Clowney has been a one-man wrecking crew on defense with 128 tackles, 19.5 sacks, 10 forced fumbles and an interception this season. Alabama, South Carolina, LSU, Florida State and Ohio State are among the schools vying for his services next season.Read More Below
At 6-foot-6, 240 pounds, South Pointe High defensive end Jadeveon Clowney has been labeled as intimidating. The sheer magnitude of his presence forces double (and even triple) teams, and his enormous wingspan makes him a constant threat to swat down passes at the line of scrimmage. Perhaps he's more aptly described as unblockable. He also runs a blistering 4.48 40.
That combination of size and speed has made Clowney arguably the most highly coveted player in the Class of 2011. He's ranked number one at his position on Rivals.com, Scout.com and 247Sports. He's the embodiment of what analysts refer to as a physical specimen, power cleaning 300 pounds and possessing a 36 inch vertical leap. Scouts have likened him to former Titans and Eagles DE Jevon Kearse for his physically imposing build.
"The buzz don't bother me," he says of his much ballyhooed potential.
It's tantalized college coaches, though, many of whom are engaged in an all-out recruiting frenzy for his services. He's been targeted by Nick Saban, Steve Spurrier and Les Miles, among others, and has received scholarship offers from nearly every perennial BCS powerhouse. Despite speculation that he's favoring Alabama and hometown South Carolina, he's careful not to reveal where he is leaning.
"I don't have a top [choice] right now," he says.
Clowney prides himself most on his pass-rushing abilities, powering his way to 19.5 sacks and 128 tackles through an 11-1 mark in his senior season. He's been a turnover magnet, contributing 10 forced fumbles and an interception. Along with his role in the Stallions' state championship campaign in 2008, those numbers have cemented his position as a bona fide blue-chipper.
His situation has been less stable at home. His father, David Morgan, spent 12 years in prison after pleading guilty to a robbery charge in 1995 and was absent for most of his childhood. Clowney says they've become close since his return, as Morgan continues to stress the importance of learning from his mistakes. Morgan's also pushing his son to keep training in preparation for his time on campus, though his biggest motivation emanates from the stands.
"I love the fans," he says. "I play harder when they scream."

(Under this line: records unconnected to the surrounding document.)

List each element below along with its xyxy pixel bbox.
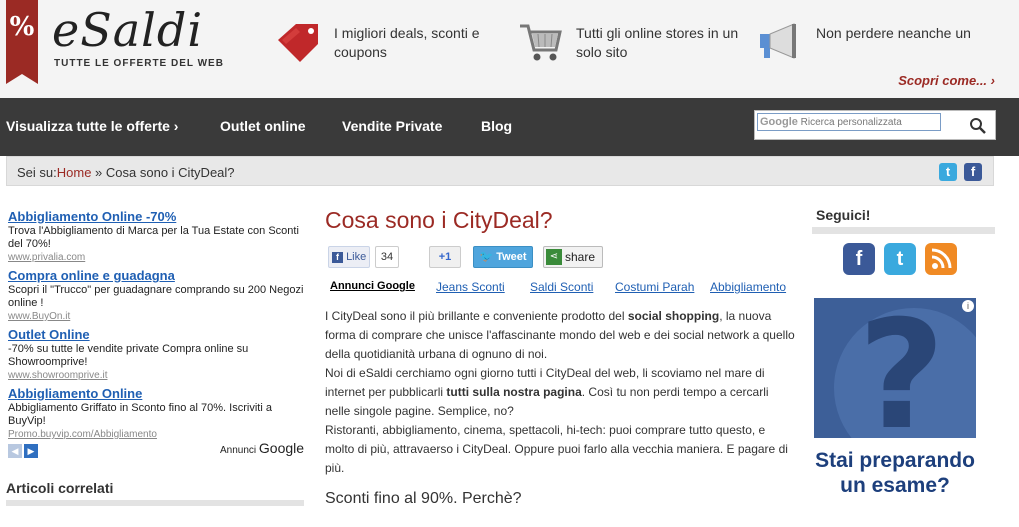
- ad-url[interactable]: www.showroomprive.it: [8, 369, 306, 382]
- article-title: Cosa sono i CityDeal?: [325, 207, 553, 233]
- like-count: 34: [375, 246, 399, 268]
- tab-saldi-sconti[interactable]: Saldi Sconti: [530, 280, 593, 294]
- rss-icon[interactable]: [925, 243, 957, 275]
- ad-url[interactable]: www.BuyOn.it: [8, 310, 306, 323]
- tweet-button[interactable]: 🐦 Tweet: [473, 246, 533, 268]
- ad-text: Abbigliamento Griffato in Sconto fino al…: [8, 402, 272, 427]
- search-icon[interactable]: [969, 117, 987, 135]
- google-label: Google: [258, 440, 305, 456]
- share-label: share: [565, 250, 596, 264]
- nav-item-all-offers[interactable]: Visualizza tutte le offerte ›: [6, 118, 178, 134]
- ads-by-google[interactable]: Annunci Google: [220, 440, 304, 456]
- tab-abbigliamento[interactable]: Abbigliamento: [710, 280, 786, 294]
- like-label: Like: [346, 251, 367, 263]
- share-button[interactable]: ⋖ share: [543, 246, 603, 268]
- breadcrumb-home-link[interactable]: Home: [57, 165, 92, 180]
- ad-text: -70% su tutte le vendite private Compra …: [8, 343, 249, 368]
- ad-next-icon[interactable]: ▶: [24, 444, 38, 458]
- feature-news: Non perdere neanche un: [756, 20, 1019, 64]
- search-brand: Google: [760, 116, 798, 128]
- scopri-link[interactable]: Scopri come... ›: [898, 73, 995, 88]
- facebook-icon[interactable]: f: [964, 163, 982, 181]
- twitter-icon[interactable]: t: [939, 163, 957, 181]
- ad-text: Scopri il "Trucco" per guadagnare compra…: [8, 284, 304, 309]
- ad-item: Compra online e guadagna Scopri il "Truc…: [8, 267, 306, 323]
- feature-stores-text: Tutti gli online stores in un solo sito: [576, 25, 739, 60]
- nav-item-private-sales[interactable]: Vendite Private: [342, 118, 442, 134]
- facebook-icon[interactable]: f: [843, 243, 875, 275]
- nav-item-outlet[interactable]: Outlet online: [220, 118, 306, 134]
- twitter-icon[interactable]: t: [884, 243, 916, 275]
- breadcrumb-current: Cosa sono i CityDeal?: [105, 165, 235, 180]
- search-placeholder: Ricerca personalizzata: [800, 117, 902, 128]
- megaphone-icon: [760, 23, 796, 59]
- ad-title[interactable]: Compra online e guadagna: [8, 267, 306, 284]
- ads-block: Abbigliamento Online -70% Trova l'Abbigl…: [8, 208, 306, 444]
- shopping-cart-icon: [520, 24, 562, 61]
- annunci-label: Annunci: [220, 445, 257, 456]
- ad-text: Trova l'Abbigliamento di Marca per la Tu…: [8, 225, 299, 250]
- breadcrumb-prefix: Sei su:: [17, 165, 57, 180]
- article: Cosa sono i CityDeal? f Like 34 +1 🐦 Twe…: [325, 204, 797, 507]
- breadcrumb-separator: »: [91, 165, 106, 180]
- search-box: Google Ricerca personalizzata: [754, 110, 996, 140]
- breadcrumb: Sei su:Home » Cosa sono i CityDeal? t f: [6, 156, 994, 186]
- plusone-button[interactable]: +1: [429, 246, 461, 268]
- tab-costumi-parah[interactable]: Costumi Parah: [615, 280, 694, 294]
- site-tagline: TUTTE LE OFFERTE DEL WEB: [54, 58, 224, 69]
- sidebar-ad-text: Stai preparando un esame?: [815, 449, 975, 497]
- main-nav: Visualizza tutte le offerte › Outlet onl…: [0, 98, 1019, 156]
- facebook-like-button[interactable]: f Like: [328, 246, 370, 268]
- follow-divider: [812, 227, 995, 234]
- feature-stores: Tutti gli online stores in un solo sito: [518, 20, 746, 64]
- article-paragraph: I CityDeal sono il più brillante e conve…: [325, 309, 795, 361]
- ad-title[interactable]: Abbigliamento Online -70%: [8, 208, 306, 225]
- follow-title: Seguici!: [816, 207, 871, 223]
- feature-deals-text: I migliori deals, sconti e coupons: [334, 25, 480, 60]
- logo-ribbon-icon[interactable]: %: [6, 0, 38, 84]
- info-icon[interactable]: i: [962, 300, 974, 312]
- share-icon: ⋖: [546, 249, 562, 265]
- ad-item: Abbigliamento Online Abbigliamento Griff…: [8, 385, 306, 441]
- ad-prev-icon[interactable]: ◀: [8, 444, 22, 458]
- site-header: % eSaldi TUTTE LE OFFERTE DEL WEB I migl…: [0, 0, 1019, 98]
- ad-url[interactable]: www.privalia.com: [8, 251, 306, 264]
- ad-title[interactable]: Outlet Online: [8, 326, 306, 343]
- breadcrumb-text: Sei su:Home » Cosa sono i CityDeal?: [17, 165, 235, 180]
- rss-glyph: [931, 248, 952, 269]
- sidebar-ad[interactable]: ? Stai preparando un esame? i: [814, 298, 976, 527]
- tweet-bird-icon: 🐦: [479, 251, 494, 263]
- ad-item: Outlet Online -70% su tutte le vendite p…: [8, 326, 306, 382]
- nav-item-blog[interactable]: Blog: [481, 118, 512, 134]
- article-body: I CityDeal sono il più brillante e conve…: [325, 307, 797, 478]
- question-mark-icon: ?: [858, 298, 946, 463]
- tab-annunci-google[interactable]: Annunci Google: [330, 280, 415, 292]
- ad-pager: ◀ ▶: [8, 441, 40, 459]
- feature-news-text: Non perdere neanche un: [816, 25, 971, 41]
- search-input[interactable]: Google Ricerca personalizzata: [757, 113, 941, 131]
- site-logo[interactable]: eSaldi: [52, 4, 203, 56]
- ad-title[interactable]: Abbigliamento Online: [8, 385, 306, 402]
- related-divider: [6, 500, 304, 506]
- feature-deals: I migliori deals, sconti e coupons: [274, 20, 504, 64]
- article-paragraph: Ristoranti, abbigliamento, cinema, spett…: [325, 423, 788, 475]
- ad-item: Abbigliamento Online -70% Trova l'Abbigl…: [8, 208, 306, 264]
- tab-jeans-sconti[interactable]: Jeans Sconti: [436, 280, 505, 294]
- facebook-icon: f: [332, 252, 343, 263]
- article-paragraph: Noi di eSaldi cerchiamo ogni giorno tutt…: [325, 366, 769, 418]
- related-title: Articoli correlati: [6, 480, 114, 496]
- article-subtitle: Sconti fino al 90%. Perchè?: [325, 490, 522, 507]
- tweet-label: Tweet: [496, 251, 527, 263]
- price-tag-icon: [278, 24, 318, 62]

They'll scream even louder -- either in agony or ecstasy -- when he likely commits on National Signing Day in February. Clowney is expected to have an immediate impact wherever he lands, citing early playing time as a major factor in his decision. He could become the defensive centerpiece for a national championship contender in just his freshman year.
Beyond that, his sights are focused on the future. He views his collegiate experience as the requisite next step in what could be a lengthy, and decorated, football career.
"My goal is playing in the NFL," he says. "That's all I ever want."